Each token argument is a reference to a three element array. The first element is a "cookie" for the token's symbol, as returned by the Parse::Marpa::Grammar::get_symbol
method or the get_symbol
method of a porcelain interface. The second element is the token's value in the parse, and may be any value legal in Perl 5, including undefined. The third is the token's length in earlemes.
The earleme
method first adds the tokens in the arguments. If, after all tokens have been added, the parse is still active, the default end of parsing is set to the current earleme. The current earleme is then advanced by one and the earleme
method returns 1.
It is possible that for a call to earleme with no token arguments to exhaust the recognizer. When this happens, the earleme method returns 0. The default end of parsing remains at the last earleme at which the parse was active. The earleme
method throws an exception on other failures.
An earleme remains the current earleme during only one call of the earleme
method. All tokens starting at that earleme must be added in that call. The first time that the earleme
method is called in a recognizer, the current earleme is at earleme 0.
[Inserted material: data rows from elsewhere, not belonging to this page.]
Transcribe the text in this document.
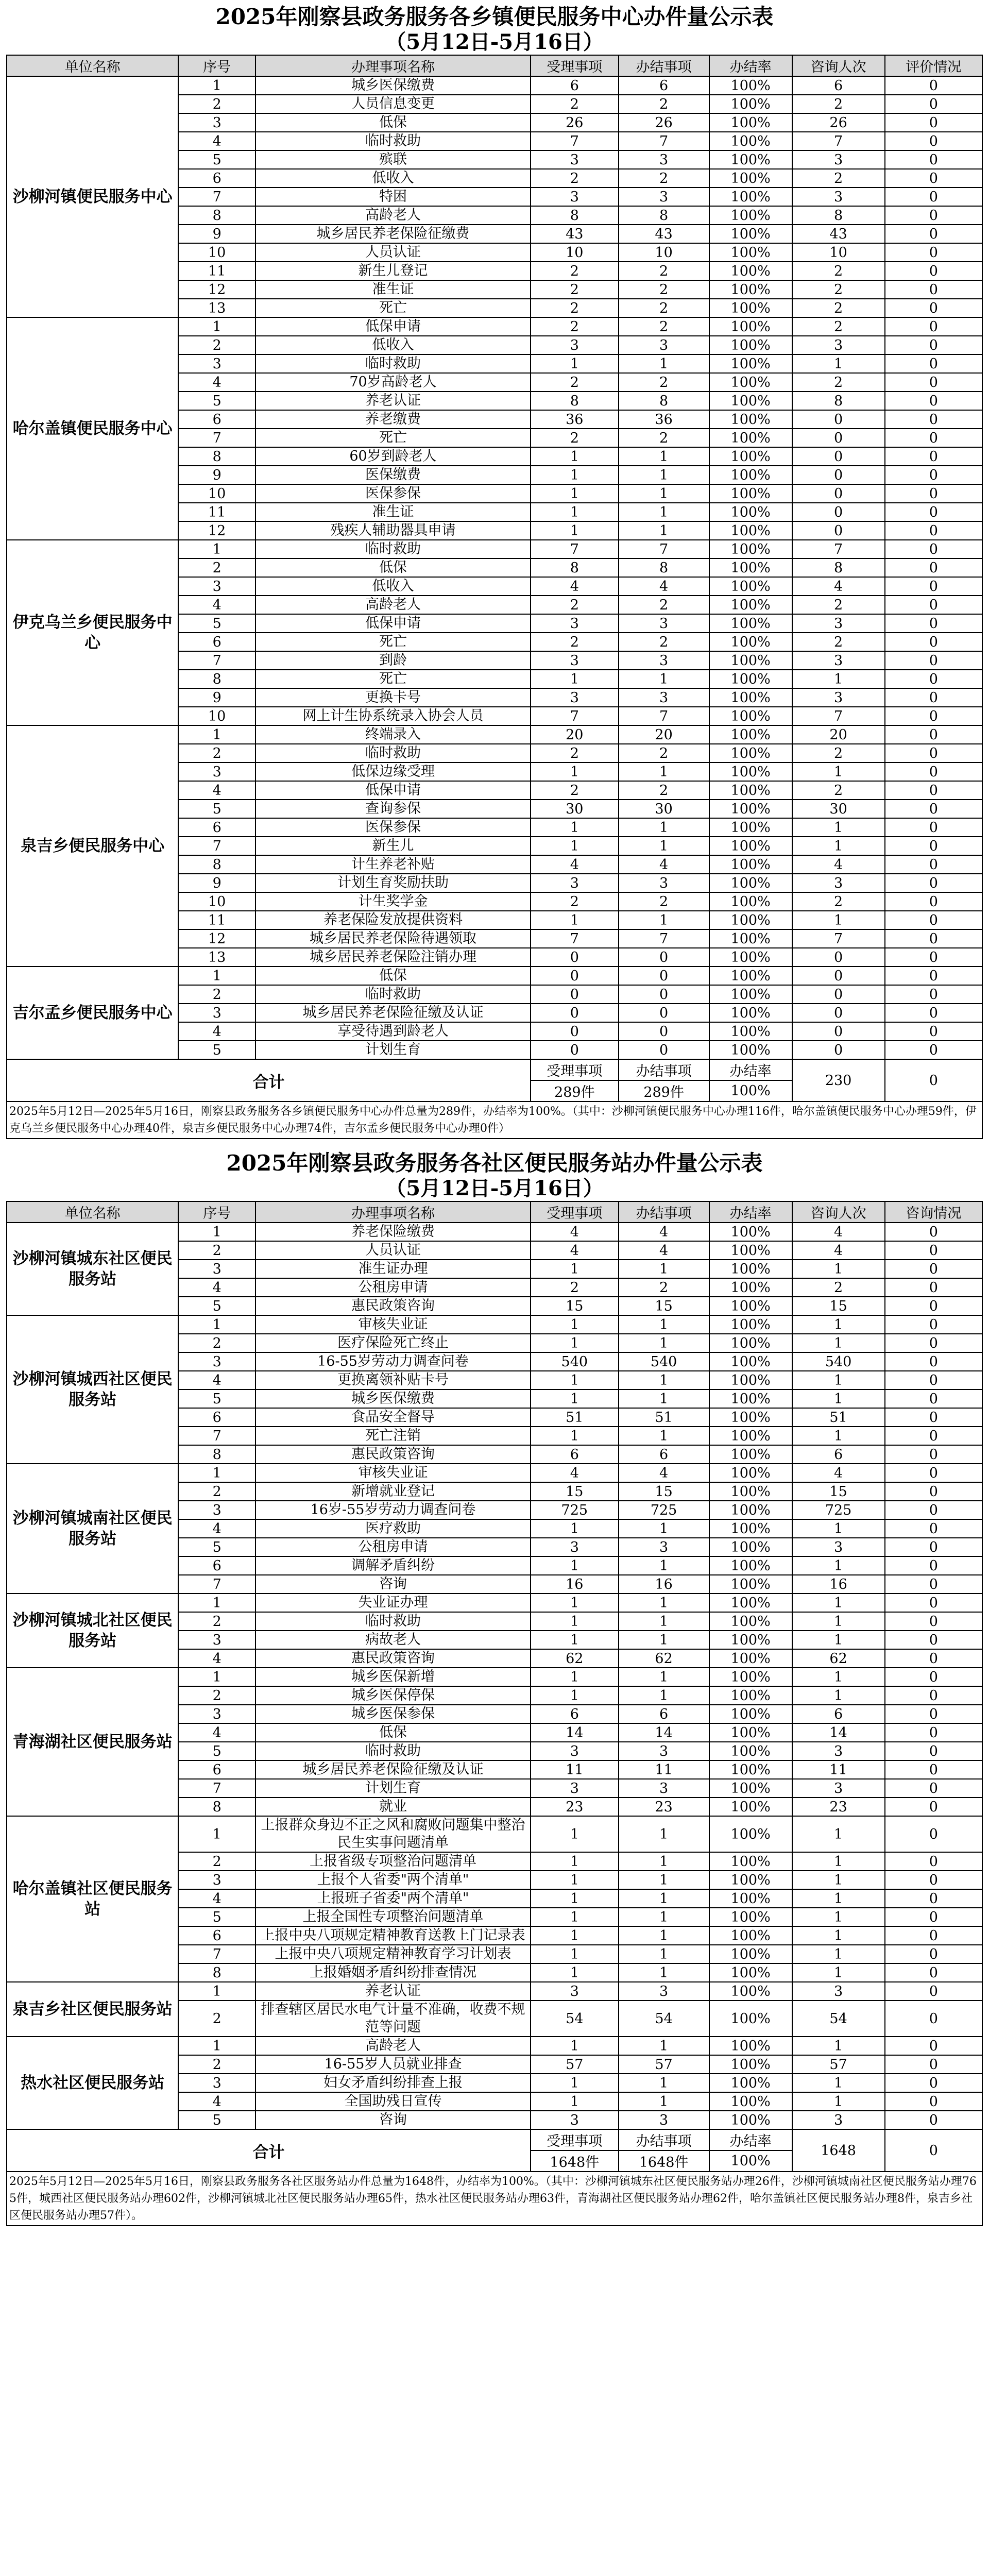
2025年刚察县政务服务各乡镇便民服务中心办件量公示表
（5月12日-5月16日）
单位名称	序号	办理事项名称	受理事项	办结事项	办结率	咨询人次	评价情况
沙柳河镇便民服务中心	1	城乡医保缴费	6	6	100%	6	0
	2	人员信息变更	2	2	100%	2	0
	3	低保	26	26	100%	26	0
	4	临时救助	7	7	100%	7	0
	5	殡联	3	3	100%	3	0
	6	低收入	2	2	100%	2	0
	7	特困	3	3	100%	3	0
	8	高龄老人	8	8	100%	8	0
	9	城乡居民养老保险征缴费	43	43	100%	43	0
	10	人员认证	10	10	100%	10	0
	11	新生儿登记	2	2	100%	2	0
	12	准生证	2	2	100%	2	0
	13	死亡	2	2	100%	2	0
哈尔盖镇便民服务中心	1	低保申请	2	2	100%	2	0
	2	低收入	3	3	100%	3	0
	3	临时救助	1	1	100%	1	0
	4	70岁高龄老人	2	2	100%	2	0
	5	养老认证	8	8	100%	8	0
	6	养老缴费	36	36	100%	0	0
	7	死亡	2	2	100%	0	0
	8	60岁到龄老人	1	1	100%	0	0
	9	医保缴费	1	1	100%	0	0
	10	医保参保	1	1	100%	0	0
	11	准生证	1	1	100%	0	0
	12	残疾人辅助器具申请	1	1	100%	0	0
伊克乌兰乡便民服务中心	1	临时救助	7	7	100%	7	0
	2	低保	8	8	100%	8	0
	3	低收入	4	4	100%	4	0
	4	高龄老人	2	2	100%	2	0
	5	低保申请	3	3	100%	3	0
	6	死亡	2	2	100%	2	0
	7	到龄	3	3	100%	3	0
	8	死亡	1	1	100%	1	0
	9	更换卡号	3	3	100%	3	0
	10	网上计生协系统录入协会人员	7	7	100%	7	0
泉吉乡便民服务中心	1	终端录入	20	20	100%	20	0
	2	临时救助	2	2	100%	2	0
	3	低保边缘受理	1	1	100%	1	0
	4	低保申请	2	2	100%	2	0
	5	查询参保	30	30	100%	30	0
	6	医保参保	1	1	100%	1	0
	7	新生儿	1	1	100%	1	0
	8	计生养老补贴	4	4	100%	4	0
	9	计划生育奖励扶助	3	3	100%	3	0
	10	计生奖学金	2	2	100%	2	0
	11	养老保险发放提供资料	1	1	100%	1	0
	12	城乡居民养老保险待遇领取	7	7	100%	7	0
	13	城乡居民养老保险注销办理	0	0	100%	0	0
吉尔孟乡便民服务中心	1	低保	0	0	100%	0	0
	2	临时救助	0	0	100%	0	0
	3	城乡居民养老保险征缴及认证	0	0	100%	0	0
	4	享受待遇到龄老人	0	0	100%	0	0
	5	计划生育	0	0	100%	0	0
合计			受理事项	办结事项	办结率	230	0
			289件	289件	100%		
2025年5月12日—2025年5月16日，刚察县政务服务各乡镇便民服务中心办件总量为289件，办结率为100%。（其中：沙柳河镇便民服务中心办理116件，哈尔盖镇便民服务中心办理59件，伊克乌兰乡便民服务中心办理40件，泉吉乡便民服务中心办理74件，吉尔孟乡便民服务中心办理0件）							
2025年刚察县政务服务各社区便民服务站办件量公示表
（5月12日-5月16日）
单位名称	序号	办理事项名称	受理事项	办结事项	办结率	咨询人次	咨询情况
沙柳河镇城东社区便民服务站	1	养老保险缴费	4	4	100%	4	0
	2	人员认证	4	4	100%	4	0
	3	准生证办理	1	1	100%	1	0
	4	公租房申请	2	2	100%	2	0
	5	惠民政策咨询	15	15	100%	15	0
沙柳河镇城西社区便民服务站	1	审核失业证	1	1	100%	1	0
	2	医疗保险死亡终止	1	1	100%	1	0
	3	16-55岁劳动力调查问卷	540	540	100%	540	0
	4	更换离领补贴卡号	1	1	100%	1	0
	5	城乡医保缴费	1	1	100%	1	0
	6	食品安全督导	51	51	100%	51	0
	7	死亡注销	1	1	100%	1	0
	8	惠民政策咨询	6	6	100%	6	0
沙柳河镇城南社区便民服务站	1	审核失业证	4	4	100%	4	0
	2	新增就业登记	15	15	100%	15	0
	3	16岁-55岁劳动力调查问卷	725	725	100%	725	0
	4	医疗救助	1	1	100%	1	0
	5	公租房申请	3	3	100%	3	0
	6	调解矛盾纠纷	1	1	100%	1	0
	7	咨询	16	16	100%	16	0
沙柳河镇城北社区便民服务站	1	失业证办理	1	1	100%	1	0
	2	临时救助	1	1	100%	1	0
	3	病故老人	1	1	100%	1	0
	4	惠民政策咨询	62	62	100%	62	0
青海湖社区便民服务站	1	城乡医保新增	1	1	100%	1	0
	2	城乡医保停保	1	1	100%	1	0
	3	城乡医保参保	6	6	100%	6	0
	4	低保	14	14	100%	14	0
	5	临时救助	3	3	100%	3	0
	6	城乡居民养老保险征缴及认证	11	11	100%	11	0
	7	计划生育	3	3	100%	3	0
	8	就业	23	23	100%	23	0
哈尔盖镇社区便民服务站	1	上报群众身边不正之风和腐败问题集中整治民生实事问题清单	1	1	100%	1	0
	2	上报省级专项整治问题清单	1	1	100%	1	0
	3	上报个人省委"两个清单"	1	1	100%	1	0
	4	上报班子省委"两个清单"	1	1	100%	1	0
	5	上报全国性专项整治问题清单	1	1	100%	1	0
	6	上报中央八项规定精神教育送教上门记录表	1	1	100%	1	0
	7	上报中央八项规定精神教育学习计划表	1	1	100%	1	0
	8	上报婚姻矛盾纠纷排查情况	1	1	100%	1	0
泉吉乡社区便民服务站	1	养老认证	3	3	100%	3	0
	2	排查辖区居民水电气计量不准确，收费不规范等问题	54	54	100%	54	0
热水社区便民服务站	1	高龄老人	1	1	100%	1	0
	2	16-55岁人员就业排查	57	57	100%	57	0
	3	妇女矛盾纠纷排查上报	1	1	100%	1	0
	4	全国助残日宣传	1	1	100%	1	0
	5	咨询	3	3	100%	3	0
合计			受理事项	办结事项	办结率	1648	0
			1648件	1648件	100%		
2025年5月12日—2025年5月16日，刚察县政务服务各社区服务站办件总量为1648件，办结率为100%。（其中：沙柳河镇城东社区便民服务站办理26件，沙柳河镇城南社区便民服务站办理765件，城西社区便民服务站办理602件，沙柳河镇城北社区便民服务站办理65件，热水社区便民服务站办理63件，青海湖社区便民服务站办理62件，哈尔盖镇社区便民服务站办理8件，泉吉乡社区便民服务站办理57件）。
This is the low-level token input method, and allows maximum control over scanning. No model of the input, or of the relationship between the tokens and the earlemes, is assumed. The user is free to invent her own.
end_input
$recce->end_input();
Used to indicate the end of input. end_input
takes no arguments. end_input
processes the input out to the furthest earleme; sets the default end of parsing to the furthest earleme; and advances the current earleme to one earleme past the furthest earleme. If it does not throw an exception, end_input
returns a true value.
Since positioning the current earleme past the furthest earleme leaves the recognizer exhausted, any further calls to text
or earleme
will throw an exception. end_input
itself is idempotent. If called more than once, on subsequent calls, end_input
will do nothing, successfully.
stringify
my $stringified_recce = $recce->stringify();
The stringify
method takes as its single argument a recognizer object and converts it into a string. It returns a reference to the string. The string is created using Data::Dumper. On failure, stringify
throws an exception.
unstringify
$recce = Parse::Marpa::Recognizer::unstringify($stringified_recce, $trace_fh);
$recce = Parse::Marpa::Recognizer::unstringify($stringified_recce);
The unstringify
static method takes a reference to a stringified recognizer as its first argument. Its second, optional, argument is a file handle. The file handle argument will be used both as the unstringified recognizer's trace file handle, and for any trace messages produced by unstringify
itself. unstringify
returns the unstringified recognizer object unless it throws an exception.
If the trace file handle argument is omitted, it defaults to STDERR
and the unstringified recognizer's trace file handle reverts to the default for a new recognizer, which is also STDERR
. The trace file handle argument is necessary because in the course of stringifying, the recognizer's original trace file handle may have been lost.
clone
my $cloned_recce = $recce->clone();
The <clone> method creates a useable copy of a recognizer object. It returns a successfully cloned recognizer object, or throws an exception.
SUPPORT
See the support section in the main module.
AUTHOR
Jeffrey Kegler
LICENSE AND COPYRIGHT
Copyright 2007 - 2008 Jeffrey Kegler
This program is free software; you can redistribute it and/or modify it under the same terms as Perl 5.10.0.